エピソード37『小津安二郎なんて嫌いだ〜?』

 これは邦画マニア全体を敵に廻す様なお話なんですが、ボク小津安次郎監督の作品キライ(と言うより「苦手」と言った方が正確かな)なんですね、勿論とても良い作品だと言う事は判るんですが、じゃあ「この映画を封切りで1800円払って観るか?」と聞かれれば、「たぶん観ないと思う」としか答えようがありません。ビデオやテレビの名画劇場なんかで観ていても必ず途中で眠くなります、同じことがクラッシック音楽でも言えるので、食い物の好みも加えて「高級!」と言われているモノは身体に合わない様ですね。

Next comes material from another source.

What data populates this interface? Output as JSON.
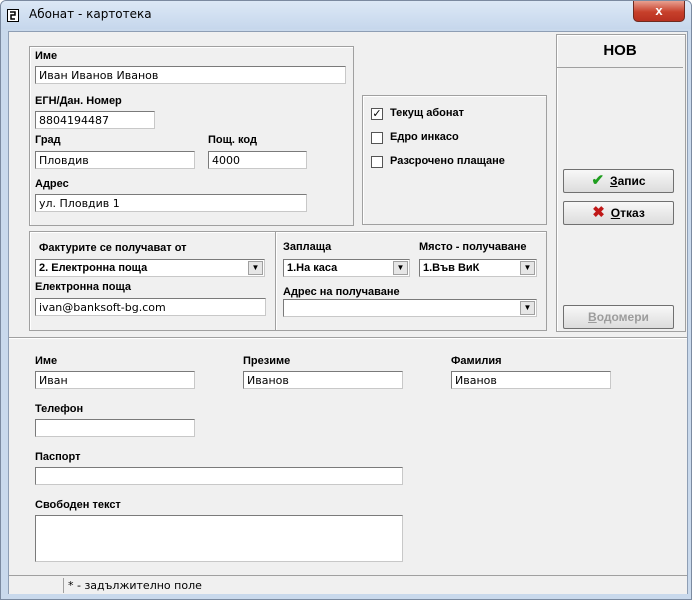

 これまで(「小津作品が苦手」と言う事)は映画に従事するボクが言っちゃあいけないコトだと思っていましたが、最近(歳をとったせいか?)時々口を滑らせて喋っちゃうんですよね。
 そ〜したら「実は僕も苦手なんですよ!」とか、「あんな美人が(たぶん原節子さんのコト?)きれいにパーマかけて、家庭に居るなんてリアリティが無い!」とか言う人が結構居るんですよね!

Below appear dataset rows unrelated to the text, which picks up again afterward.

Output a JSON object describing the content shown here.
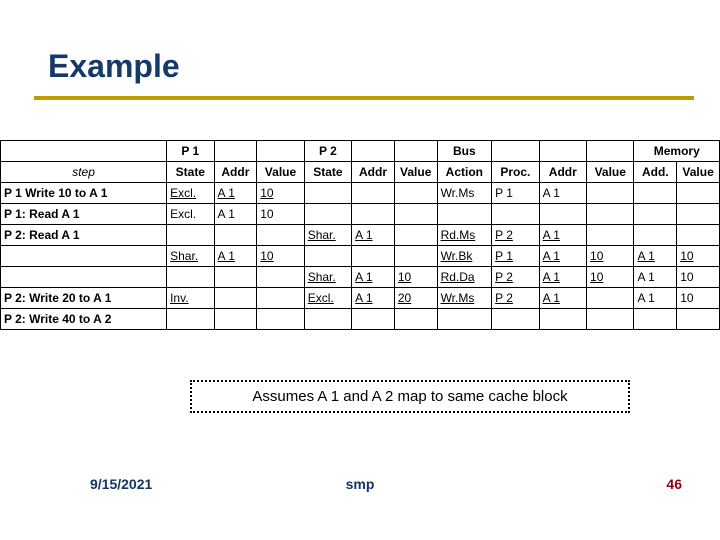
{
  "title": "Example",
  "assume": "Assumes A 1 and A 2 map to same cache block",
  "footer": {
    "date": "9/15/2021",
    "center": "smp",
    "page": "46"
  },
  "hdr": {
    "p1": "P 1",
    "p2": "P 2",
    "bus": "Bus",
    "mem": "Memory"
  },
  "sub": {
    "step": "step",
    "state": "State",
    "addr": "Addr",
    "value": "Value",
    "action": "Action",
    "proc": "Proc.",
    "maddr": "Add.",
    "mvalue": "Value"
  },
  "rows": [
    {
      "step": "P 1 Write 10 to A 1",
      "p1_state": "Excl.",
      "p1_addr": "A 1",
      "p1_value": "10",
      "p2_state": "",
      "p2_addr": "",
      "p2_value": "",
      "bus_action": "Wr.Ms",
      "bus_proc": "P 1",
      "bus_addr": "A 1",
      "bus_value": "",
      "m_addr": "",
      "m_value": "",
      "step_bold": true,
      "p1_ul": true
    },
    {
      "step": "P 1: Read A 1",
      "p1_state": "Excl.",
      "p1_addr": "A 1",
      "p1_value": "10",
      "p2_state": "",
      "p2_addr": "",
      "p2_value": "",
      "bus_action": "",
      "bus_proc": "",
      "bus_addr": "",
      "bus_value": "",
      "m_addr": "",
      "m_value": "",
      "step_bold": true
    },
    {
      "step": "P 2: Read A 1",
      "p1_state": "",
      "p1_addr": "",
      "p1_value": "",
      "p2_state": "Shar.",
      "p2_addr": "A 1",
      "p2_value": "",
      "bus_action": "Rd.Ms",
      "bus_proc": "P 2",
      "bus_addr": "A 1",
      "bus_value": "",
      "m_addr": "",
      "m_value": "",
      "step_bold": true,
      "p2_ul": true,
      "bus_ul": true
    },
    {
      "step": "",
      "p1_state": "Shar.",
      "p1_addr": "A 1",
      "p1_value": "10",
      "p2_state": "",
      "p2_addr": "",
      "p2_value": "",
      "bus_action": "Wr.Bk",
      "bus_proc": "P 1",
      "bus_addr": "A 1",
      "bus_value": "10",
      "m_addr": "A 1",
      "m_value": "10",
      "p1_ul": true,
      "bus_ul": true,
      "m_ul": true
    },
    {
      "step": "",
      "p1_state": "",
      "p1_addr": "",
      "p1_value": "",
      "p2_state": "Shar.",
      "p2_addr": "A 1",
      "p2_value": "10",
      "bus_action": "Rd.Da",
      "bus_proc": "P 2",
      "bus_addr": "A 1",
      "bus_value": "10",
      "m_addr": "A 1",
      "m_value": "10",
      "p2_ul": true,
      "bus_ul": true
    },
    {
      "step": "P 2: Write 20 to A 1",
      "p1_state": "Inv.",
      "p1_addr": "",
      "p1_value": "",
      "p2_state": "Excl.",
      "p2_addr": "A 1",
      "p2_value": "20",
      "bus_action": "Wr.Ms",
      "bus_proc": "P 2",
      "bus_addr": "A 1",
      "bus_value": "",
      "m_addr": "A 1",
      "m_value": "10",
      "step_bold": true,
      "p1_ul": true,
      "p2_ul": true,
      "bus_ul": true
    },
    {
      "step": "P 2: Write 40 to A 2",
      "p1_state": "",
      "p1_addr": "",
      "p1_value": "",
      "p2_state": "",
      "p2_addr": "",
      "p2_value": "",
      "bus_action": "",
      "bus_proc": "",
      "bus_addr": "",
      "bus_value": "",
      "m_addr": "",
      "m_value": "",
      "step_bold": true
    }
  ]
}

 小津作品て現代風に言ってみれば「ホームドラマ」なんですが、テレビのまだ普及していなかったあの時代には必要とされた作品なのでしょうが、テレビがほぼ100パーセント普及し、ホームドラマが家庭にタダで配信されている現在、「他人の家のビンボー人が冷や飯で茶漬けを喰っている様な映画(小津映画?)の何が面白いんだ!」と言う様な過激な意見も、確かに有ります、実際「渡る世間は・・・」シリーズの方がドラマティックで面白いですよね。

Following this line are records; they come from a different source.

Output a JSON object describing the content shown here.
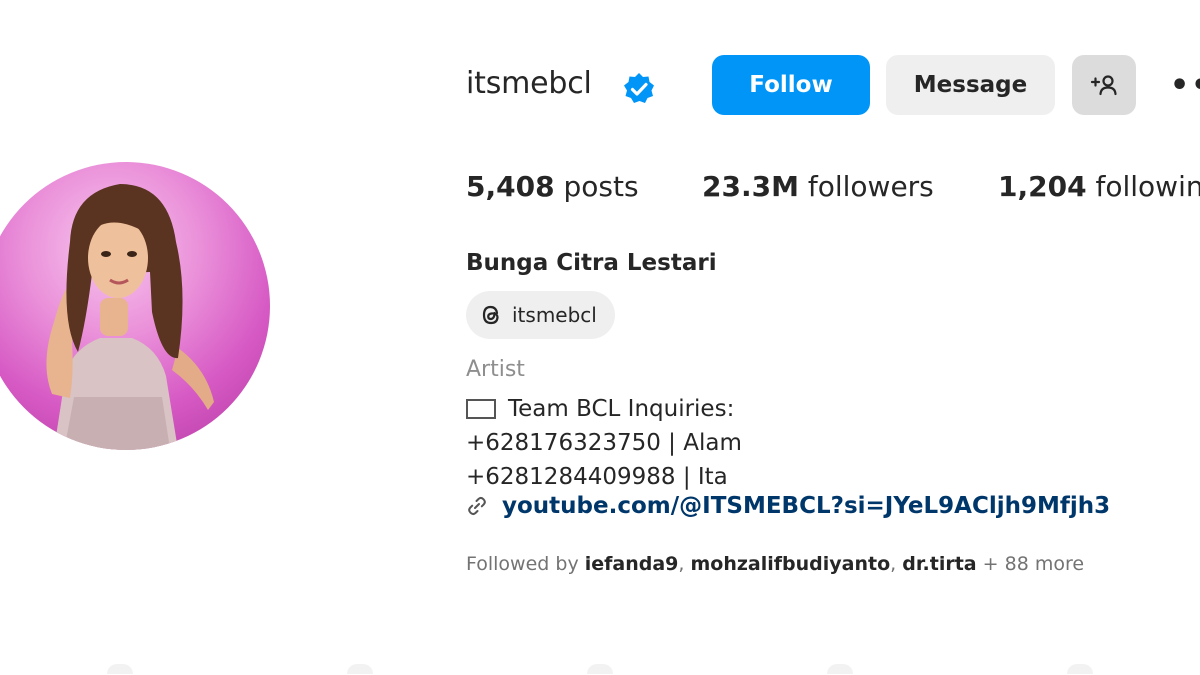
{
  "profile": {
    "username": "itsmebcl",
    "full_name": "Bunga Citra Lestari",
    "threads_handle": "itsmebcl",
    "category": "Artist",
    "bio_lines": [
      "Team BCL Inquiries:",
      "+628176323750 | Alam",
      "+6281284409988 | Ita"
    ],
    "link": "youtube.com/@ITSMEBCL?si=JYeL9ACljh9Mfjh3"
  },
  "stats": {
    "posts_count": "5,408",
    "posts_label": "posts",
    "followers_count": "23.3M",
    "followers_label": "followers",
    "following_count": "1,204",
    "following_label": "following"
  },
  "actions": {
    "follow_label": "Follow",
    "message_label": "Message",
    "suggest_icon": "add-person-icon",
    "more_icon": "more-options-icon"
  },
  "followed_by": {
    "prefix": "Followed by",
    "users": [
      "iefanda9",
      "mohzalifbudiyanto",
      "dr.tirta"
    ],
    "more": "+ 88 more"
  },
  "colors": {
    "accent": "#0095f6",
    "verified": "#0095f6",
    "link": "#00376b",
    "avatar_background": "#e07ad3"
  },
  "icons": {
    "verified": "verified-badge-icon",
    "threads": "threads-icon",
    "mail": "mail-icon",
    "link": "link-icon"
  }
}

 勿論小津作品の良さはボクも「それなり」に判るんですが、今のボクには「あまり必要としない」作品で有るのかもしれません、あの手の映画は日比谷の封切館で観るのじゃあ無くて、池袋か高田馬場あたりの名画座のギシギシ音のする椅子の(トイレの匂いが客席でするような?)映画館が良いんですよね〜!